Work sampling analysis is a method of obtaining information about men or machines in less time and lower cost10. The analysis targets, activity and delay sampling, performance sampling and work measurement. However, this research took only work measurement into account as indicated by the objectives. It was appropriate to determine, an ideal workforce in these centres as well as estimate the number of observations required for observing these treatment procedures due to the poor dentist to patient ratio in peripheral hospitals. Direct patient care was the only component considered and was adequate to meet the objectives of this research. Direct patient care is also appropriate to give ideal timings for treatment procedures in dentistry contrary to the fact that peripheral centre infrastructure is much inferior when compared to a tertiary care hospitals in turn demanding a more efficient manpower. Work sampling was ideal for work measurement as the categories of tasks performed was less in number but this study could not overcome the limitation of work sampling as repetitive action by a participant could lead to more number of observations of a single task when compared to the others. 11 Maximum observations were recorded for extractions as it was the most frequent treatment procedure being performed. Secondly, many treatment procedures in the protocol could not be observed as these procedures were not given to graduates or were unequally distributed amongst the work force. Thus, procedures like crown cutting and impression making, although included in the research protocol were omitted from data analysis. Due to paucity of literature, lack of representative sample for the research was also an indentified limitation. However, this research was able to give a basis of estimating a sample for further similar empirical researches in dentistry.

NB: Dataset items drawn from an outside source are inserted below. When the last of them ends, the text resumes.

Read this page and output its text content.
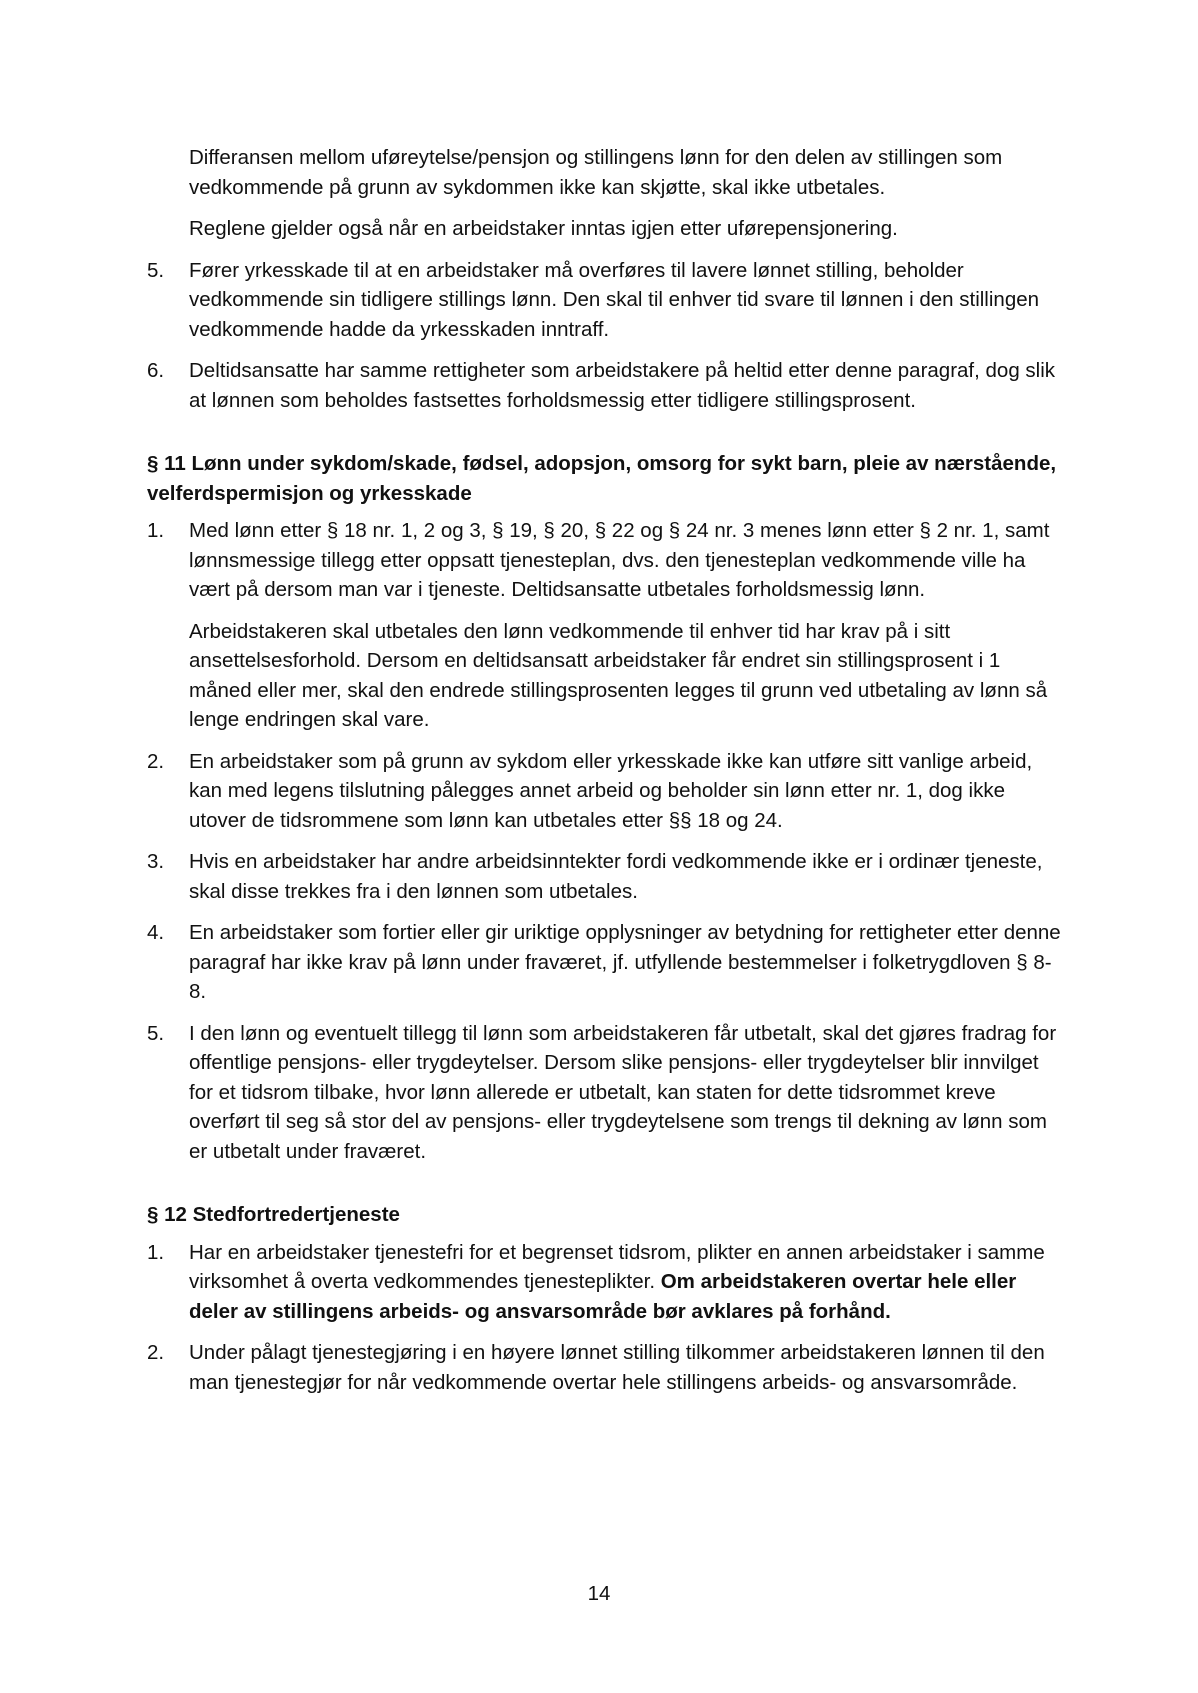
Differansen mellom uføreytelse/pensjon og stillingens lønn for den delen av stillingen som vedkommende på grunn av sykdommen ikke kan skjøtte, skal ikke utbetales.

Reglene gjelder også når en arbeidstaker inntas igjen etter uførepensjonering.

5.	Fører yrkesskade til at en arbeidstaker må overføres til lavere lønnet stilling, beholder vedkommende sin tidligere stillings lønn. Den skal til enhver tid svare til lønnen i den stillingen vedkommende hadde da yrkesskaden inntraff.
6.	Deltidsansatte har samme rettigheter som arbeidstakere på heltid etter denne paragraf, dog slik at lønnen som beholdes fastsettes forholdsmessig etter tidligere stillingsprosent.
§ 11 Lønn under sykdom/skade, fødsel, adopsjon, omsorg for sykt barn, pleie av nærstående, velferdspermisjon og yrkesskade
1.	Med lønn etter § 18 nr. 1, 2 og 3, § 19, § 20, § 22 og § 24 nr. 3 menes lønn etter § 2 nr. 1, samt lønnsmessige tillegg etter oppsatt tjenesteplan, dvs. den tjenesteplan vedkommende ville ha vært på dersom man var i tjeneste. Deltidsansatte utbetales forholdsmessig lønn.

Arbeidstakeren skal utbetales den lønn vedkommende til enhver tid har krav på i sitt ansettelsesforhold. Dersom en deltidsansatt arbeidstaker får endret sin stillingsprosent i 1 måned eller mer, skal den endrede stillingsprosenten legges til grunn ved utbetaling av lønn så lenge endringen skal vare.

2.	En arbeidstaker som på grunn av sykdom eller yrkesskade ikke kan utføre sitt vanlige arbeid, kan med legens tilslutning pålegges annet arbeid og beholder sin lønn etter nr. 1, dog ikke utover de tidsrommene som lønn kan utbetales etter §§ 18 og 24.
3.	Hvis en arbeidstaker har andre arbeidsinntekter fordi vedkommende ikke er i ordinær tjeneste, skal disse trekkes fra i den lønnen som utbetales.
4.	En arbeidstaker som fortier eller gir uriktige opplysninger av betydning for rettigheter etter denne paragraf har ikke krav på lønn under fraværet, jf. utfyllende bestemmelser i folketrygdloven § 8-8.
5.	I den lønn og eventuelt tillegg til lønn som arbeidstakeren får utbetalt, skal det gjøres fradrag for offentlige pensjons- eller trygdeytelser. Dersom slike pensjons- eller trygdeytelser blir innvilget for et tidsrom tilbake, hvor lønn allerede er utbetalt, kan staten for dette tidsrommet kreve overført til seg så stor del av pensjons- eller trygdeytelsene som trengs til dekning av lønn som er utbetalt under fraværet.
§ 12 Stedfortredertjeneste
1.	Har en arbeidstaker tjenestefri for et begrenset tidsrom, plikter en annen arbeidstaker i samme virksomhet å overta vedkommendes tjenesteplikter. Om arbeidstakeren overtar hele eller deler av stillingens arbeids- og ansvarsområde bør avklares på forhånd.
2.	Under pålagt tjenestegjøring i en høyere lønnet stilling tilkommer arbeidstakeren lønnen til den man tjenestegjør for når vedkommende overtar hele stillingens arbeids- og ansvarsområde.
14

It is concluded that specialised work force is more efficient in a peripheral centre as, supporting auxiliaries are less in number and more efficient time management leads to more productive dental services by these outreach units. Similar analysis, can be conducted for estimating the appropriate work force for all peripheral government dental care centres, as the research was done for a private non-profitable dental unit. Further research with activity and delay sampling and performance index can be made use of by profitable dental hospitals working for rural masses.